Il était seul au pied de l'acacia, et montrait du doigt la terre battue autour de l'arbre. On aurait dit que plusieurs chevaux y avaient été attachés pendant longtemps, qu'ils avaient foulé l'herbe et usé l'écorce en se frottant contre le tronc.
—Qu'est-ce que cela signifie? demandèrent à la fois Hendrik et Von Bloom.
—C'est la chambre à coucher de l'éléphant, répondit Swartboy.
Toute autre explication était inutile.

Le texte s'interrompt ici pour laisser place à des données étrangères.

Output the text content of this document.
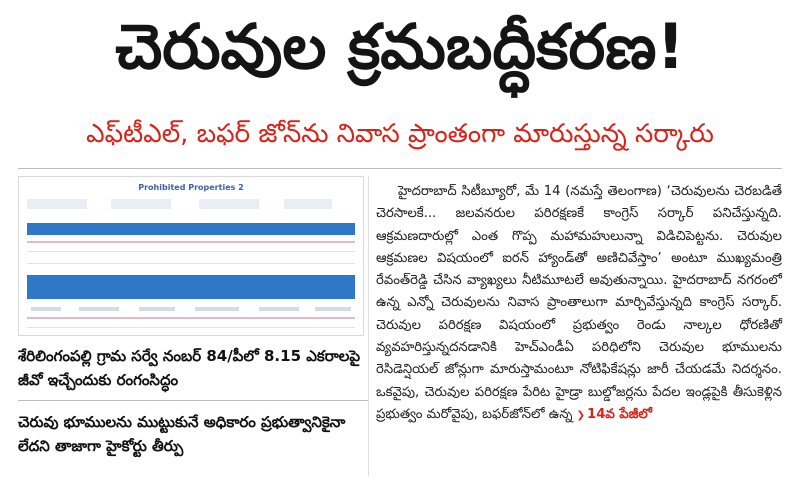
చెరువుల క్రమబద్ధీకరణ!
ఎఫ్‌టీఎల్‌, బఫర్‌ జోన్‌ను నివాస ప్రాంతంగా మారుస్తున్న సర్కారు
Prohibited Properties 2
శేరిలింగంపల్లి గ్రామ సర్వే నంబర్‌ 84/పీలో 8.15 ఎకరాలపై జీవో ఇచ్చేందుకు రంగంసిద్ధం
చెరువు భూములను ముట్టుకునే అధికారం ప్రభుత్వానికైనా లేదని తాజాగా హైకోర్టు తీర్పు
హైదరాబాద్‌ సిటీబ్యూరో, మే 14 (నమస్తే తెలంగాణ) ‘చెరువులను చెరబడితే చెరసాలకే... జలవనరుల పరిరక్షణకే కాంగ్రెస్‌ సర్కార్‌ పనిచేస్తున్నది. ఆక్రమణదారుల్లో ఎంత గొప్ప మహామహులున్నా విడిచిపెట్టను. చెరువుల ఆక్రమణల విషయంలో ఐరన్‌ హ్యాండ్‌తో అణిచివేస్తాం’ అంటూ ముఖ్యమంత్రి రేవంత్‌రెడ్డి చేసిన వ్యాఖ్యలు నీటిమూటలే అవుతున్నాయి. హైదరాబాద్‌ నగరంలో ఉన్న ఎన్నో చెరువులను నివాస ప్రాంతాలుగా మార్చివేస్తున్నది కాంగ్రెస్‌ సర్కార్‌. చెరువుల పరిరక్షణ విషయంలో ప్రభుత్వం రెండు నాల్కల ధోరణితో వ్యవహరిస్తున్నదనడానికి హెచ్‌ఎండీఏ పరిధిలోని చెరువుల భూములను రెసిడెన్షియల్‌ జోన్లుగా మారుస్తామంటూ నోటిఫికేషన్లు జారీ చేయడమే నిదర్శనం. ఒకవైపు, చెరువుల పరిరక్షణ పేరిట హైడ్రా బుల్డోజర్లను పేదల ఇండ్లపైకి తీసుకెళ్లిన ప్రభుత్వం మరోవైపు, బఫర్‌జోన్‌లో ఉన్న ❯ 14వ పేజీలో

Les chasseurs se rappelèrent que les éléphants avaient l'habitude de s'appuyer contre les arbres pour dormir. L'acacia était un de ces arbres; ils en acquéraient la preuve; mais à quoi pouvait-elle leur servir?
—Le vieux klow reviendra, dit Swartboy.
—Vous croyez?
—Oui, baas! les empreintes sont fraîches; le grand éléphant dormait ici la nuit dernière.
—Eh bien! faut-il l'attendre, et tirer dessus quand il reparaîtra?
—Non, baas; vous n'avez pas besoin d'user vos balles. Nous allons faire son lit, et vous verrez comme il se couchera.